Question

Value of equilibrium constant for following reaction, N$_2$(g) + 3H$_2$(g) $\rightarrow$ 2NH$_3$, (g) is 0.50 at 400°C. What is the value of K$_p$ at 400°C ?

• A. 1.64 × 10$^{-3}$
• B. 1.64 × 10$^4$
• C. 1.64 × 10$^{-4}$
• D. 164 × 10$^4$

Answer 1

Answer: (C)

1.64 × 10$^{-4}$

Answer 2

The equilibrium constant $K_p$ is related to $K_c$ by the equation $K_p = K_c (RT)^{\Delta n_g}$.

For the reaction N$_2$(g) + 3H$_2$(g) $\rightarrow$ 2NH$_3$(g), $\Delta n_g = 2 - (1+3) = -2$.

The temperature is $T = 400^\circ\text{C} = 400 + 273 = 673 \text{ K}$.

Using $R = 0.0821 \text{ L atm/mol K}$ and $K_c = 0.50$, we calculate $K_p$.

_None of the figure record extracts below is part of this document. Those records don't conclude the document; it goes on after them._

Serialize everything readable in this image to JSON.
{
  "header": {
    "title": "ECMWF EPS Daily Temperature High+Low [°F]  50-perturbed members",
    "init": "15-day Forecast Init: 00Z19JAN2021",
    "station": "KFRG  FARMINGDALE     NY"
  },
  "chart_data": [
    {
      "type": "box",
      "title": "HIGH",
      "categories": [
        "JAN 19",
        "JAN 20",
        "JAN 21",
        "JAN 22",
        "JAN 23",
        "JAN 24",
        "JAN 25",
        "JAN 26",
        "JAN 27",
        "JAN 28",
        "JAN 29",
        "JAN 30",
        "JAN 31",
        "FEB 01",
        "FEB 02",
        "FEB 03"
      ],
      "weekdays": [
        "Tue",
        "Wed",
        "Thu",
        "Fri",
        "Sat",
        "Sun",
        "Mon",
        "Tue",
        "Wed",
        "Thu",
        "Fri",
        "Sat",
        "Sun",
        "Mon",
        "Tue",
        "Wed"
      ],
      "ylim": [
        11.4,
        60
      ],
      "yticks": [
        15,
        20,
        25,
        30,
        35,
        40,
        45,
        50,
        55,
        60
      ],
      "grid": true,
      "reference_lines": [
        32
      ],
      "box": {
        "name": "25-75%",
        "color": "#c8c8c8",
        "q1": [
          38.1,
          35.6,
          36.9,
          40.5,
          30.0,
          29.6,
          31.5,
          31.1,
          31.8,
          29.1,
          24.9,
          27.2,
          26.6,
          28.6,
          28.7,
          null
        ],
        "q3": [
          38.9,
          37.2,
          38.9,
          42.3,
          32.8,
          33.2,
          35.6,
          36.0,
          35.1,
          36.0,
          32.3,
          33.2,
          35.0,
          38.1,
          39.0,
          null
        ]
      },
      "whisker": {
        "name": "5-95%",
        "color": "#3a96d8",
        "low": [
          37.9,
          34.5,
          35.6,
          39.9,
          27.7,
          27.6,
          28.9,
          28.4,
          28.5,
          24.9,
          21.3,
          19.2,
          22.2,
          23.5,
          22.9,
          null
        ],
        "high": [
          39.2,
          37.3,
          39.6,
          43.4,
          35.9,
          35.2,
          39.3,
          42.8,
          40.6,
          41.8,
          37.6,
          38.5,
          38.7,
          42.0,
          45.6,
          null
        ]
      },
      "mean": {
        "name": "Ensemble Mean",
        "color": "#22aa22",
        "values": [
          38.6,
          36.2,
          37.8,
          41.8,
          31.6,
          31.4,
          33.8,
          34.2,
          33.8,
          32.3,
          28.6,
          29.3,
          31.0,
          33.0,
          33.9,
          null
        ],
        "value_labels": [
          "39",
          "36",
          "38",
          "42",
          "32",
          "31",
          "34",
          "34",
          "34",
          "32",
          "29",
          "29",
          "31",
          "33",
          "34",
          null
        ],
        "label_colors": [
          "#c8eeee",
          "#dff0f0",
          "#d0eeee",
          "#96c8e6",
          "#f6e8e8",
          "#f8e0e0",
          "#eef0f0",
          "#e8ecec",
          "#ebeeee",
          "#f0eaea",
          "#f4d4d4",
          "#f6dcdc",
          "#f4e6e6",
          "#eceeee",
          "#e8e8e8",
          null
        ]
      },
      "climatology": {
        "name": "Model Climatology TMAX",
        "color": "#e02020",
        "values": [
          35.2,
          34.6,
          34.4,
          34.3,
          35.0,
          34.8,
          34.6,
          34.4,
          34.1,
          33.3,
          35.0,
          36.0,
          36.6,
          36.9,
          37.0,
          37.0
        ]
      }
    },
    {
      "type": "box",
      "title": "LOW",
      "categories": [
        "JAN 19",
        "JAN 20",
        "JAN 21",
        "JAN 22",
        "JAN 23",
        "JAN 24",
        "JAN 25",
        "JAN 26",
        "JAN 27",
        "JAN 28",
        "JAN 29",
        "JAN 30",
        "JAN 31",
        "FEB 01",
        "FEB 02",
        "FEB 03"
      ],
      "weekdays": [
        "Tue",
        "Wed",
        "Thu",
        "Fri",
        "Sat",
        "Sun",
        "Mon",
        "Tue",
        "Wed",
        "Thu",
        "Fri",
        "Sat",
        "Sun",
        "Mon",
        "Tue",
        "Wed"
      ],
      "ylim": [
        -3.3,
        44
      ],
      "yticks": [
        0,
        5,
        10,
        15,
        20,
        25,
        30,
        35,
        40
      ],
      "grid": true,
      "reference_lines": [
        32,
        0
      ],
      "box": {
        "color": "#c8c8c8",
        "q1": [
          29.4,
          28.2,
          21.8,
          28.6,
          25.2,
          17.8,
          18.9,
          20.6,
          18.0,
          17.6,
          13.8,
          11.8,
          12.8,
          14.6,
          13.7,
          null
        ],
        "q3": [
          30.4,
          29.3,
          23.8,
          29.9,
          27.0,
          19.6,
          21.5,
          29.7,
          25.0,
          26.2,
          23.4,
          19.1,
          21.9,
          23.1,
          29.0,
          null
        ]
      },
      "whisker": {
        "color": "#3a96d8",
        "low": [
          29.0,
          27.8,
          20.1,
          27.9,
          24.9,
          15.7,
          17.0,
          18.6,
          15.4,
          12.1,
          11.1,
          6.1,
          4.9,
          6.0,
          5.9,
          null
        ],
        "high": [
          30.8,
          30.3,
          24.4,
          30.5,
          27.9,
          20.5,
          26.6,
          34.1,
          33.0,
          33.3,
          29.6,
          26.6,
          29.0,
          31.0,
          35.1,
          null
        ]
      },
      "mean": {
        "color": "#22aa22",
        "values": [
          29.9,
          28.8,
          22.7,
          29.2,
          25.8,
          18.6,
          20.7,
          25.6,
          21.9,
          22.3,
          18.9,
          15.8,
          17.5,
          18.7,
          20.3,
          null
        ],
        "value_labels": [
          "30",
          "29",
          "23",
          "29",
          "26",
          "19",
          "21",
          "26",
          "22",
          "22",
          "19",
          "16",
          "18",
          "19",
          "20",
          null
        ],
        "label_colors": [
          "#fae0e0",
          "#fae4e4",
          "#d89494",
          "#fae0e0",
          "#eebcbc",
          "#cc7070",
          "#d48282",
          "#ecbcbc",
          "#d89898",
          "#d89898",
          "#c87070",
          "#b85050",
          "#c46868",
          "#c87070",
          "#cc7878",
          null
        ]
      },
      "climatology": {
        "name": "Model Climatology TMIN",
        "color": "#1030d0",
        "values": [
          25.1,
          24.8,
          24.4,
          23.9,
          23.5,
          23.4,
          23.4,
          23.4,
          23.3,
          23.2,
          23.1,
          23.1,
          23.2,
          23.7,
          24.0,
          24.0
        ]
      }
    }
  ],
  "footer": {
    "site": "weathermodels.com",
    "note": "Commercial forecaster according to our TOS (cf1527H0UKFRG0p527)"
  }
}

$K_p = 0.50 \times (0.0821 \times 673)^{-2} = 0.50 \times (55.2533)^{-2} = 0.50 \times \frac{1}{3053.02} \approx 0.50 \times 3.275 \times 10^{-4} \approx 1.6375 \times 10^{-4}$.

This value is approximately $1.64 \times 10^{-4}$.